During this trip, I contemplated what lessons could be learned from something as simple as a campfire. My friends, John White, Neil Cole, and Ben Cheek, all seem to be obsessed with lessons about the Kingdom and about the church observed in nature, and I'm proud to say that I've learned to share this obsession. These guys can't stop talking about viruses and agriculture and physics (okay, physics is just Ben). But it is largely fueled by the fact that Jesus seemed to have the same obsession as well. Jesus talks about farmers and mustard seeds and fishermen rather than the machines of His day. Paul explains things like "plant" and "water" and the church as a human body. Even Peter can't help but express that it is living stones that represent the individuals who make up the church. It all makes sense really. Authentic transformation of life is a growing process with the help of the Holy Spirit. So as I look at a campfire, there are some important lessons to learn from nature. Before the age of pre-soaked charcoal and lighter fluid, we had to actually build a fire. You have to collect tender -- small twigs, paper thin bark, etc. -- arrange sticks, and then finally add the logs arranged so that the fire spreads effectively. I've really been learning -- unfortunately through much trial and error -- that catalyzing church multiplication, we must begin with individual disicpleship. We can't expect churches to pop out disciples anymore than we expect to light a campfire starting with a log, but as we collect our twigs, bark, shavings, and sticks to receive our flame, we can expect disciple-making to result in churches.

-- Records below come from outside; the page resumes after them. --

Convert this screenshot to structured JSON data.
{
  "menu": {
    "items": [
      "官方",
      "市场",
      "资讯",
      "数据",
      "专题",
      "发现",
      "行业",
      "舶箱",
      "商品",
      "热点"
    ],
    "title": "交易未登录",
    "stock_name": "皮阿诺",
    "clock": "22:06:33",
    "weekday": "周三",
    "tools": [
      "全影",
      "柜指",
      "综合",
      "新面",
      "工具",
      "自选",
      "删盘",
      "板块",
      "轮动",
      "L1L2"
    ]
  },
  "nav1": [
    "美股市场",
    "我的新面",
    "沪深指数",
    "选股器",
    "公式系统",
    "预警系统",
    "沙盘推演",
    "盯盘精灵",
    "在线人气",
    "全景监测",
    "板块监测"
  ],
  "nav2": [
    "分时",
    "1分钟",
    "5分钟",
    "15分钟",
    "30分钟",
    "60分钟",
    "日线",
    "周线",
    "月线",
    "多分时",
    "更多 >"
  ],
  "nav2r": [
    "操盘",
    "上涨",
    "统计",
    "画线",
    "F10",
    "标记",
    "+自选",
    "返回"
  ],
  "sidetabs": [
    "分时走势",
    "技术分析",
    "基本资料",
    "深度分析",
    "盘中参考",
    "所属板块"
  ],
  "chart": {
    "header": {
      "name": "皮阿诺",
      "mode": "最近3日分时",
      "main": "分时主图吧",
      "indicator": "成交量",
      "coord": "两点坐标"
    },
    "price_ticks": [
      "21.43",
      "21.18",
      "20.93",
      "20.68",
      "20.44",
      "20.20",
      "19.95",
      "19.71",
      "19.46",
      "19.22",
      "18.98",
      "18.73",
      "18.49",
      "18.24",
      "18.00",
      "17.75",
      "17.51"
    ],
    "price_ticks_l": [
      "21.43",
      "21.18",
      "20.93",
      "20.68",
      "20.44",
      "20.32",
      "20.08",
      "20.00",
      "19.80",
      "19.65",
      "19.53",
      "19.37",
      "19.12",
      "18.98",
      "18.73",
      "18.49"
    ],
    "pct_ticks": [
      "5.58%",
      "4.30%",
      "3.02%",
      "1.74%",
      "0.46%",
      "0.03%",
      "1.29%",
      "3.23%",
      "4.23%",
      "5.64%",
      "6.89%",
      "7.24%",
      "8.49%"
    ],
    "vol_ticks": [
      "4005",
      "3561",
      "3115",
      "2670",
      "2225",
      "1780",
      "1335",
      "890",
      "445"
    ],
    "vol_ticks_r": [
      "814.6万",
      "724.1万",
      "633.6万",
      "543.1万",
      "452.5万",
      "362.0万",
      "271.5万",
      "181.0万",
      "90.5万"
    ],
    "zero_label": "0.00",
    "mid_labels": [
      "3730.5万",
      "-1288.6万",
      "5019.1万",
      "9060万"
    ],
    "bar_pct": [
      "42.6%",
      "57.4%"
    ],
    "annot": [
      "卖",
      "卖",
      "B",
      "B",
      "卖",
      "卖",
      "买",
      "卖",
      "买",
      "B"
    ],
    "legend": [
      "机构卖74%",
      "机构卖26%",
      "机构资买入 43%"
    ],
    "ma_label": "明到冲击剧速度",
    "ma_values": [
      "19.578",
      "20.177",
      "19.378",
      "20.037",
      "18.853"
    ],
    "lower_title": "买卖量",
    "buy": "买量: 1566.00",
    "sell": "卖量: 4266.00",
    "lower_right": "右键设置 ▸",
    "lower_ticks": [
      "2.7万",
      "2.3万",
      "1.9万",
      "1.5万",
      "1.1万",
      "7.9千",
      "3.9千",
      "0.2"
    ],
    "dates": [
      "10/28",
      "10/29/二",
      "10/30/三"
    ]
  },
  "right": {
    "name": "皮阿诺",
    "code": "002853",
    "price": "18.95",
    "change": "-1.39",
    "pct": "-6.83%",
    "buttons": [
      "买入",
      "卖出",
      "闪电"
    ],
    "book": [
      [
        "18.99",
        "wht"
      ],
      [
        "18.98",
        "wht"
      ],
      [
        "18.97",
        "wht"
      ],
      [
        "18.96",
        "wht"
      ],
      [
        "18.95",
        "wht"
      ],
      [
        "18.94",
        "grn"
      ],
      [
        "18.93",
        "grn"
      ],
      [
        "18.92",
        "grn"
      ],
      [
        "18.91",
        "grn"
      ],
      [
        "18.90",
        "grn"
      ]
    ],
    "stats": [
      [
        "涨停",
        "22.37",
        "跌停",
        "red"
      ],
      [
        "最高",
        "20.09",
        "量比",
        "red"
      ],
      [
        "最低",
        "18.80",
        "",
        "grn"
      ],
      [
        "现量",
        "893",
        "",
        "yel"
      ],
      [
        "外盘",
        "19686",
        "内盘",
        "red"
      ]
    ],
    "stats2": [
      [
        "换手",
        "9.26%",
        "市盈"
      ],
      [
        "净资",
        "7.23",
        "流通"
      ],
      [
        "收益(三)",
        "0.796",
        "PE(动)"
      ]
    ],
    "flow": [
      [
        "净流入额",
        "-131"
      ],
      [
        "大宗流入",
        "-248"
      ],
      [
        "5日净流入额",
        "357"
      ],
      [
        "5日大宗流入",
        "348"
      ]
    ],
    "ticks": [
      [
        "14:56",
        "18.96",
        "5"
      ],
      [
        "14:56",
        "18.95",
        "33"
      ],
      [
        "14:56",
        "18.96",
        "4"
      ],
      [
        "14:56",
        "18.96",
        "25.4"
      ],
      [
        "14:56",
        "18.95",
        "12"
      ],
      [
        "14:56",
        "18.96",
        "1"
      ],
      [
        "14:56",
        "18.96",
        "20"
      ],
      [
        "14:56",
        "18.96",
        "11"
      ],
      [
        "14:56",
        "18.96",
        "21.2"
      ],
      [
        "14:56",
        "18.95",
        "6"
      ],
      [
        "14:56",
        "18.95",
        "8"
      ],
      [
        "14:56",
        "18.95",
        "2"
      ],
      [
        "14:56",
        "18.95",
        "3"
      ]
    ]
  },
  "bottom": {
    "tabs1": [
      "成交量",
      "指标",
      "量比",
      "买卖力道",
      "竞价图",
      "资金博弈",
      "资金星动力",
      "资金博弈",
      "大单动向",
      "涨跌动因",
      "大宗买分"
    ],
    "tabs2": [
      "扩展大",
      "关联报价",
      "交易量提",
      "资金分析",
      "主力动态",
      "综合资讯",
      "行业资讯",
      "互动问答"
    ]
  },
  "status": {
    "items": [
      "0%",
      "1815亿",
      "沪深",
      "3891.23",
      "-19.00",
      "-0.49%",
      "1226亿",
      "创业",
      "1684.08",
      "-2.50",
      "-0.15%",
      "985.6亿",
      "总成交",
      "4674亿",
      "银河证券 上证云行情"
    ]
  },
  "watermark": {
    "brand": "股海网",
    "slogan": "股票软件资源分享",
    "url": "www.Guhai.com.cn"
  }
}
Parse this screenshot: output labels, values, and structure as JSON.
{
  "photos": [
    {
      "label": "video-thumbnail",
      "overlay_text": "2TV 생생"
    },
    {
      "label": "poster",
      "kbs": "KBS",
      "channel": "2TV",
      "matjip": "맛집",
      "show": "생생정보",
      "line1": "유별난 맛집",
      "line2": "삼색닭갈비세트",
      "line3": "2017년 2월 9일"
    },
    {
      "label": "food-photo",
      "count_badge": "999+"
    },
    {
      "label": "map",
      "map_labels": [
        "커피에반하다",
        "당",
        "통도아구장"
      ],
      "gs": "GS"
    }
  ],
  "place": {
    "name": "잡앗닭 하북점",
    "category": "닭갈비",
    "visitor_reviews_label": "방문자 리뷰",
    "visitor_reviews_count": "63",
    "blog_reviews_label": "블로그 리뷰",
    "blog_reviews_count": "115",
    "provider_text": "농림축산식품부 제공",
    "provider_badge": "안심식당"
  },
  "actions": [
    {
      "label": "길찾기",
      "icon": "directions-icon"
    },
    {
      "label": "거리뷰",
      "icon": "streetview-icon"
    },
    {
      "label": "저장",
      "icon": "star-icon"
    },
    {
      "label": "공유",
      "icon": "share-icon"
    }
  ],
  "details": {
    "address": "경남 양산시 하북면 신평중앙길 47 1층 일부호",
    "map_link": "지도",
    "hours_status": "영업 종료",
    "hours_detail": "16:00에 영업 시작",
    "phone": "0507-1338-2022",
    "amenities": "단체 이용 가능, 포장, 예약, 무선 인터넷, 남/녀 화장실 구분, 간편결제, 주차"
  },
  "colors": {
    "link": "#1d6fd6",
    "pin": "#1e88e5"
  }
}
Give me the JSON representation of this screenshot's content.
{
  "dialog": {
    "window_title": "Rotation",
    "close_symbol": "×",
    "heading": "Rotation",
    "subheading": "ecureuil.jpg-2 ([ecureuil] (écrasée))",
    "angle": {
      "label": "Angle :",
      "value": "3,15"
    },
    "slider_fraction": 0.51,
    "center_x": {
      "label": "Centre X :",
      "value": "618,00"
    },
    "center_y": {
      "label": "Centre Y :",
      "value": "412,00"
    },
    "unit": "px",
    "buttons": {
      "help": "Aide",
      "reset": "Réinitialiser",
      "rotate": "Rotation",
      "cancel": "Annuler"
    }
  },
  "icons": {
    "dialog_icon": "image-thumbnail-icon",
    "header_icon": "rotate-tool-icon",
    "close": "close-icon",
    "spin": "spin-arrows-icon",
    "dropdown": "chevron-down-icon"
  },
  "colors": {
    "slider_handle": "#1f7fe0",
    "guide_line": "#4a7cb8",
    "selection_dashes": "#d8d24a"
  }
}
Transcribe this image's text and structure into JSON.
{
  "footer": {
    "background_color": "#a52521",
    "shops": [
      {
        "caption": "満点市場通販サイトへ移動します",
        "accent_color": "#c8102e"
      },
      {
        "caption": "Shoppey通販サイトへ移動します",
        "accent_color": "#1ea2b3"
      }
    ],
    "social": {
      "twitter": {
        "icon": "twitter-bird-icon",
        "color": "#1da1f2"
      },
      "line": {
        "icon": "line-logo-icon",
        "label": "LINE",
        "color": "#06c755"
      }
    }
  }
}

All of this reinforces beginning small and having patience. We're not just throwing a pile together and splashing on some chemicals. I'm not sure I have all of this figured out yet or if I ever will, but it does seem that everything in nature takes us back to that mustard seed or to that farmer. It always begins on the smallest level and multiplies out from there. It often requires patience. It seems unavoidable that the mission of the God of creation would direct us along a such a path when encountering human souls.

Pray (passionately!!) for workers from this harvest. Pray that God will specifically place us into the lives of individuals who will embrace a life of discipleship. Everything begins there. That's certainly where Jesus began.